LES DERNIERS EXPLOITS DE RIMA HASSAN
La France insoumise s’indigne d’avoir été classée à l’extrême gauche par le gouvernement. Mais, au même moment, les déclarations d’une de ses élues, Rima Hassan, confortent la décision.
Laurent Nuñez, ministre de l’Intérieur, a donc classé, dans la nomenclature électorale officielle, la France insoumise « à l’extrême gauche ». Aussitôt, les leaders mélenchonistes ont poussé des cris d’orfraie, fustigeant, avec des pudeurs de gazelle, une manœuvre pernicieuse de la macronie. Émouvante protestation…
La décision est bien sûr politique, lestée d’arrière-pensées électorales. Mais LFI doit-elle s’en étonner ? Pour un esprit candide, un parti politique qui refuse toute démocratie interne, qui dénonce à son de trompe « le système », qui en appelle régulièrement à la rue, qui fait l’éloge de la dictature chaviste au Venezuela, qui refuse de tenir la Chine pour une dictature, qui s’abstient pendant des mois après le massacre du 7 octobre de considérer le Hamas comme une organisation terroriste, qui théorise « le bruit et la fureur » et qui a pour principe de rechercher l’antagonisme en toute chose, peut-il passer pour modéré ?
Rima Hassan, insultes et accusations en rafale
Si l’on a un doute sur le mot « extrême », au demeurant, on se référera aux toutes récentes déclarations de l’une des députées les plus connues de LFI, l’inénarrable Rima Hassan.
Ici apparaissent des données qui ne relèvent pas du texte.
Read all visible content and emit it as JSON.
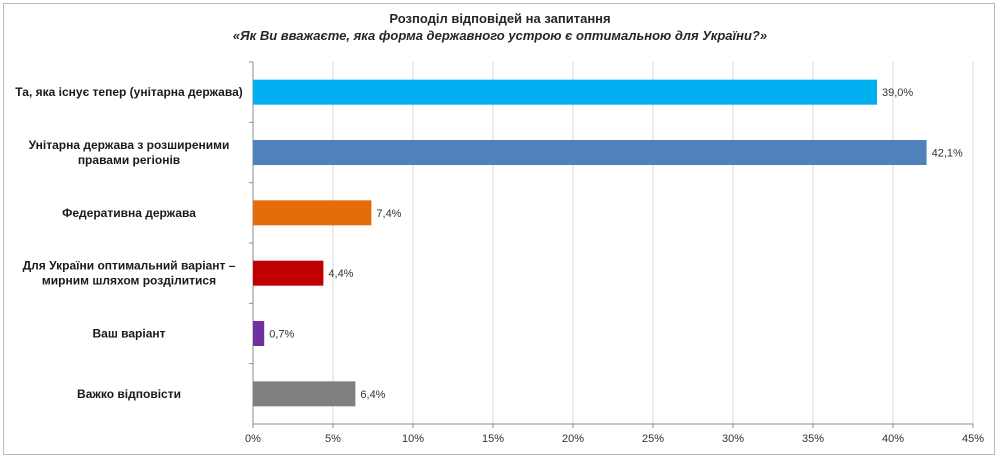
{
  "chart_data": {
    "type": "bar",
    "orientation": "horizontal",
    "title": "Розподіл відповідей на запитання",
    "subtitle": "«Як Ви вважаєте, яка форма державного устрою є оптимальною для України?»",
    "categories": [
      [
        "Та, яка існує тепер (унітарна держава)"
      ],
      [
        "Унітарна держава з розширеними",
        "правами регіонів"
      ],
      [
        "Федеративна держава"
      ],
      [
        "Для України оптимальний варіант –",
        "мирним шляхом розділитися"
      ],
      [
        "Ваш варіант"
      ],
      [
        "Важко відповісти"
      ]
    ],
    "values": [
      39.0,
      42.1,
      7.4,
      4.4,
      0.7,
      6.4
    ],
    "value_labels": [
      "39,0%",
      "42,1%",
      "7,4%",
      "4,4%",
      "0,7%",
      "6,4%"
    ],
    "colors": [
      "#00b0f0",
      "#4f81bd",
      "#e46c0a",
      "#c00000",
      "#7030a0",
      "#7f7f7f"
    ],
    "xlim": [
      0,
      45
    ],
    "xticks": [
      0,
      5,
      10,
      15,
      20,
      25,
      30,
      35,
      40,
      45
    ],
    "xtick_labels": [
      "0%",
      "5%",
      "10%",
      "15%",
      "20%",
      "25%",
      "30%",
      "35%",
      "40%",
      "45%"
    ],
    "grid": "vertical",
    "legend": "none"
  }
}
Mécontente d’une déclaration du sénateur Duplomb, qui voudrait remettre à l’ordre du jour la loi qu’il a dû abandonner l’été dernier, chose tout à fait critiquable au demeurant, elle passe avec allégresse la ligne rouge de la polémique : « Plus de 2 millions de Français et Françaises s’y opposent mais cette ordure revient à la charge. Je me demande combien il a pris des lobbies de l’agro-industrie. » Insulte grossière, accusation de corruption non prouvée, telle est la méthode « agonistique » de LFI.
Au même moment, un journaliste du Parisien pond un papier qui déplaît à Madame Hassan. Dans le quotidien, Robin Korda décèle dans l’affaire Epstein l’influence des services russes. Aussi la réponse fuse : « @robinkorda a signé ce papier. Pour mieux nous faire oublier la piste du Mossad », a-t-elle d’abord lancé avant d’ajouter : « Vous êtes payé combien pour mentir et désinformer ? » Encore l’attaque financière au-dessous de la ceinture qui a suscité une protestation courroucée de la société des rédacteurs du Parisien.
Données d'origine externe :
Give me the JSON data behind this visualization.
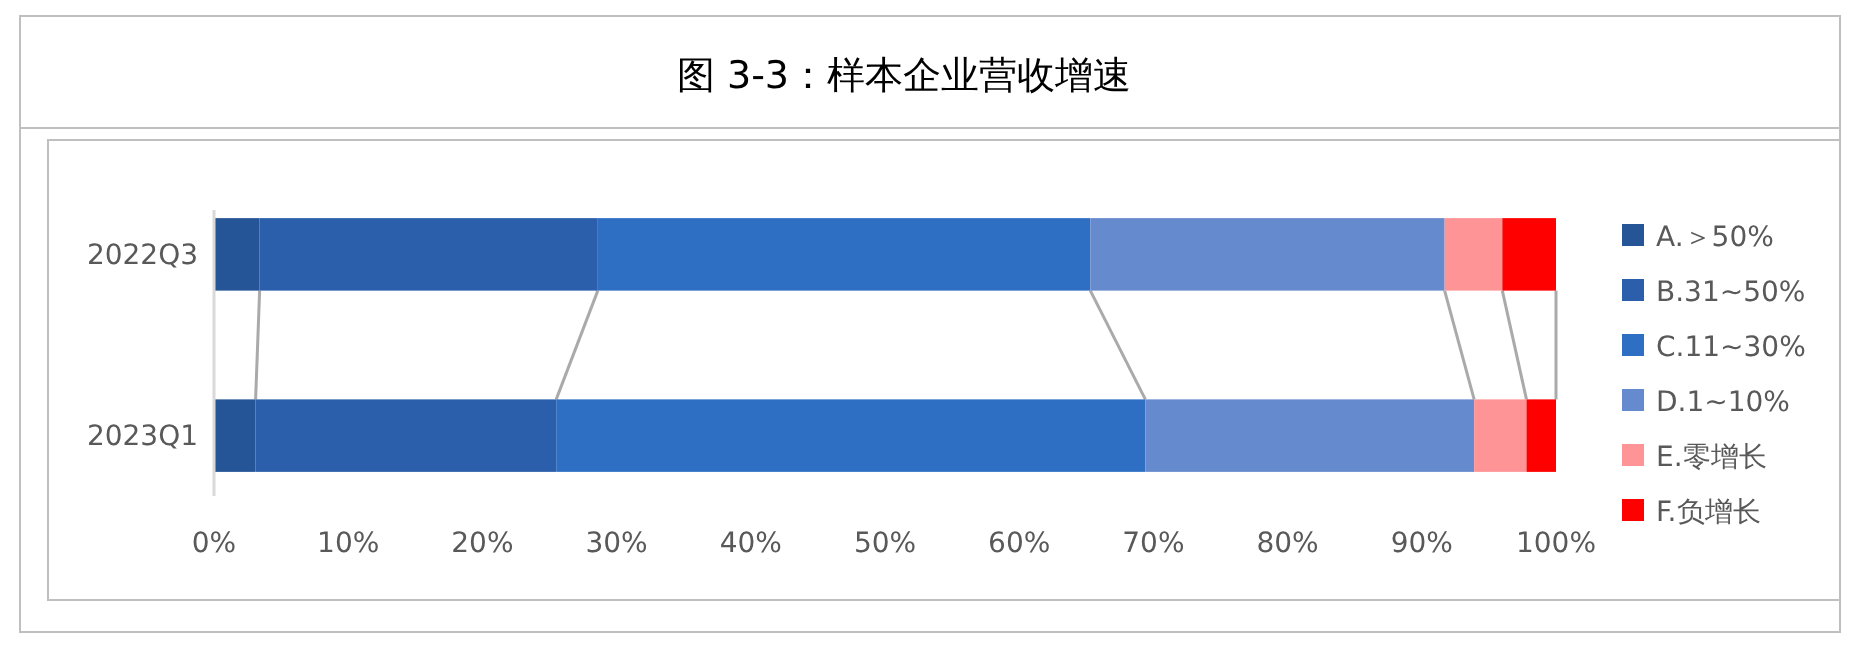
{
  "chart_data": {
    "type": "bar",
    "title": "图 3-3：样本企业营收增速",
    "orientation": "horizontal",
    "stacked": true,
    "categories": [
      "2022Q3",
      "2023Q1"
    ],
    "series": [
      {
        "name": "A.＞50%",
        "color": "#255497",
        "values": [
          3.4,
          3.1
        ]
      },
      {
        "name": "B.31~50%",
        "color": "#2b5fab",
        "values": [
          25.2,
          22.4
        ]
      },
      {
        "name": "C.11~30%",
        "color": "#2e6fc4",
        "values": [
          36.7,
          43.9
        ]
      },
      {
        "name": "D.1~10%",
        "color": "#668ace",
        "values": [
          26.4,
          24.5
        ]
      },
      {
        "name": "E.零增长",
        "color": "#ff9496",
        "values": [
          4.3,
          3.9
        ]
      },
      {
        "name": "F.负增长",
        "color": "#ff0000",
        "values": [
          4.0,
          2.2
        ]
      }
    ],
    "xlim": [
      0,
      100
    ],
    "xticks": [
      {
        "value": 0,
        "label": "0%"
      },
      {
        "value": 10,
        "label": "10%"
      },
      {
        "value": 20,
        "label": "20%"
      },
      {
        "value": 30,
        "label": "30%"
      },
      {
        "value": 40,
        "label": "40%"
      },
      {
        "value": 50,
        "label": "50%"
      },
      {
        "value": 60,
        "label": "60%"
      },
      {
        "value": 70,
        "label": "70%"
      },
      {
        "value": 80,
        "label": "80%"
      },
      {
        "value": 90,
        "label": "90%"
      },
      {
        "value": 100,
        "label": "100%"
      }
    ],
    "grid": false,
    "legend": "right"
  }
}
Mais le meilleur est à venir. Dénonçant par ailleurs ses ennemis « sionistes », Rima Hassan leur adresse sur les réseaux, déversoirs de haine, cet avertissement lugubre : « Aux sionistes qui me lisent, je veux leur dire : vous êtes pour nous ce que les nazis étaient pour vous. Et ça vous suivra et hantera jusqu’à la fin des temps, jusqu’à la dernière goutte de sang, nous résisterons. » Ainsi, elle mange le morceau. Comme on le sait, Hitler ne s’est pas attaqué aux « sionistes » mais aux Juifs en général, hommes, femmes et enfants, pour les exterminer, y compris ceux qui n’étaient pas sionistes, tels, par exemple, les membres du Bund, organisation socialiste juive hostile au projet de création d’un État juif dans l’ancienne Palestine, déportés comme les autres.
« Extrême gauche » : le mot qui dérange
La phrase est donc limpide. Hassan veut dire en fait : « Aux Juifs qui me lisent », ce qui assimile, dans son propos, les Juifs en question aux nazis, figure antisémite désormais classique et proliférante, élaborée dans l’ignorance volontaire de la réalité historique. Le paradoxe va même plus loin. En matière de relations avec le nazisme, c’est le mouvement palestinien à ses origines qui porte un stigmate fort embarrassant. Tous ceux qui s’intéressent à l’histoire savent que le grand mufti de Jérusalem, Hajj Amin al-Husseini, l’un des premiers leaders palestiniens, dans les années trente et quarante, entretenait des relations cordiales et très politiques avec Adolf Hitler (en 1941, il est pris en photo au cours d’une souriante rencontre avec le Führer) et soutenait très officiellement sa politique anti-juive. Un fait bien connu que Rima Hassan ne mentionne guère…
Cette prise de position essentialiste et anti-juive de Rima Hassan devrait conduire à une réflexion supplémentaire. Au fond, dans la locution « extrême gauche », ce n’est pas le mot « extrême » qui devrait poser question quand on parle de la France insoumise. Mais plutôt le mot « gauche ».